「『そう……このまま俺のエクスカリバーを飲み込め』牽牛は発情する飛燕に向かって、自らの宝剣を解き放つ。『ダメだ、牽牛。お前のエクスカリバーは、俺の鞘には大きすぎる』涙を浮かべて懇願する飛燕を見て、牽牛は艶めかしい笑みを浮かべたまま強引に宝剣を突き立てる。『そんなこと言っても、お前の鞘はこんなにも潤滑油塗れじゃないか』」
「うわーん! 牽牛ー、俺が柊によって辱められてるぅぅぅ――!!」
「お前に関しては自業自得だが、俺にまで飛び火するのは勘弁してくれ……」
 鬼気迫る表情で淡々と恐ろしい言葉を口にする柊を見て、飛燕は震えながら泣きついてくる。飛燕はどうでもいいが、その相手役に俺を立てるのは切実にやめて欲しい。
「落ち着け柊。飛燕のライフはもうゼロだ」
「……仕方ないわね。今日はこのくらいで勘弁してあげる」
「BL怖いBL怖いBL怖い……」
 ガタガタ震える飛燕を目で示すと、多少の溜飲は下がったのか柊はフッと勝ち誇った笑みを浮かべる。 
「確かに文化祭の設営とかで学校に泊まったことはあるけど、あの時はみんないたからな。こういう風に普段の学校で完全に人が居ない時間帯に来るのは、確かにちょっと不気味だ」
 柊を宥めるように、文化祭の出来事を思い出しながら呟きを漏らす。
 あの時は学校全体がお祭りモードに入っていたからか、こんな風な感想を抱くことはなかった。言わばあれは学校が狂騒の中にあったからで、これが本来の姿だと言える。

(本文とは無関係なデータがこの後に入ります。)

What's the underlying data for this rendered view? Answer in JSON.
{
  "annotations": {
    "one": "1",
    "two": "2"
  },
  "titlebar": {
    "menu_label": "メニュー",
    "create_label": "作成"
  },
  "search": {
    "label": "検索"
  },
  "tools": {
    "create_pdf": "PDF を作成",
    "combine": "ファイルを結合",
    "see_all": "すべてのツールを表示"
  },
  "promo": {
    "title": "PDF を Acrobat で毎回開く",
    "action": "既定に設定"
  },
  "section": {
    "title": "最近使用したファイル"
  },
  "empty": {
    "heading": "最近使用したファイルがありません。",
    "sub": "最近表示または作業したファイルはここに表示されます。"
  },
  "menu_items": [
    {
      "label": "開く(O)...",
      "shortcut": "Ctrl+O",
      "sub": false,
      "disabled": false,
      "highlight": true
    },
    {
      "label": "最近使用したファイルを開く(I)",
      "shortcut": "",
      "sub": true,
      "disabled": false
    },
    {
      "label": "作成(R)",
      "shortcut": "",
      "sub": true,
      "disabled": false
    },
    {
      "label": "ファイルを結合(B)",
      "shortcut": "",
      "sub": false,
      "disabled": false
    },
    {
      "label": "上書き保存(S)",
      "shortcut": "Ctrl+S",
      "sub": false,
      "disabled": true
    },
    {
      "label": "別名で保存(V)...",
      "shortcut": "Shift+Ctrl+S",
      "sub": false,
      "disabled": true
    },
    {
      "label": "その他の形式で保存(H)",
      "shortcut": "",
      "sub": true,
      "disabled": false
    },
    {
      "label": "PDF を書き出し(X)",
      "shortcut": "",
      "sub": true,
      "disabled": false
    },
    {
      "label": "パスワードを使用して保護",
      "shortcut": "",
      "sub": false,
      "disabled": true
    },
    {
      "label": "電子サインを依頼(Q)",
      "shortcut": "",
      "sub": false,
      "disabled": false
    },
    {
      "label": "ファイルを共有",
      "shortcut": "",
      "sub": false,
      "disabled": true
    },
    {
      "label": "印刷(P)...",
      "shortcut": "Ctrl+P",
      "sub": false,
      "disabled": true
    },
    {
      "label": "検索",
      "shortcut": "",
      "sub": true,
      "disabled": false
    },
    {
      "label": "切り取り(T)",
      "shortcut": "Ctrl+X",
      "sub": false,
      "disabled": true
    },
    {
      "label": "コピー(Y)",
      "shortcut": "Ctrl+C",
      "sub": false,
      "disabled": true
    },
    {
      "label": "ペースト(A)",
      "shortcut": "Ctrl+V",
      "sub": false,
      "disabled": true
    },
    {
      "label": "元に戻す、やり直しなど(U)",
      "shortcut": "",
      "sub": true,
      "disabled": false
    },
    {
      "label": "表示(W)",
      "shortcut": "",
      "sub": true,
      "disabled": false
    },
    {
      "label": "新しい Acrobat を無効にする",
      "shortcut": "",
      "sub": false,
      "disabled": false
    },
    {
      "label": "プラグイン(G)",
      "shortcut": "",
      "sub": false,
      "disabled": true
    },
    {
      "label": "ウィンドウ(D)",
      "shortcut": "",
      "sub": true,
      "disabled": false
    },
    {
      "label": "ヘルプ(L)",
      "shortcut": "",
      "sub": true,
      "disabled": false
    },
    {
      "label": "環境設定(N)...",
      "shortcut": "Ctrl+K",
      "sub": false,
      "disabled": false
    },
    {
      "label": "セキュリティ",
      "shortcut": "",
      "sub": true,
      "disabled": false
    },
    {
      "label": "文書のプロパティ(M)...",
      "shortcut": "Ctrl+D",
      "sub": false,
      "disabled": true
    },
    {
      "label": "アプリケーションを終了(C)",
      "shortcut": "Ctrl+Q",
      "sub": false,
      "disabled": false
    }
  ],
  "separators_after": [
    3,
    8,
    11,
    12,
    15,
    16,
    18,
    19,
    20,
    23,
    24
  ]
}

「そうそう。自分の知らない裏の顔を見ちゃった、みたいな感じ?」
「まあ、言いたいことは分かるよ」
 普段知っているものとはまったく異なる雰囲気に、違和感を感じてしまうのだろう。
 そこに不気味さを感じてしまうのは、何もおかしなことではない。
 それが一日の大半を過ごしている場所ならば尚更だ。
「そういや、柊が今回の肝試しに参加するのは、少し意外だったな」
「そうかな?」
「確か最近は原稿で忙しい、って言ってたしな。もうすぐなんだろ、夏コミ?」
「うーん……そうなんだけど、さ」
 俺の投げかけたふとした疑問に、柊はどこか歯切れの悪い言葉を漏らす。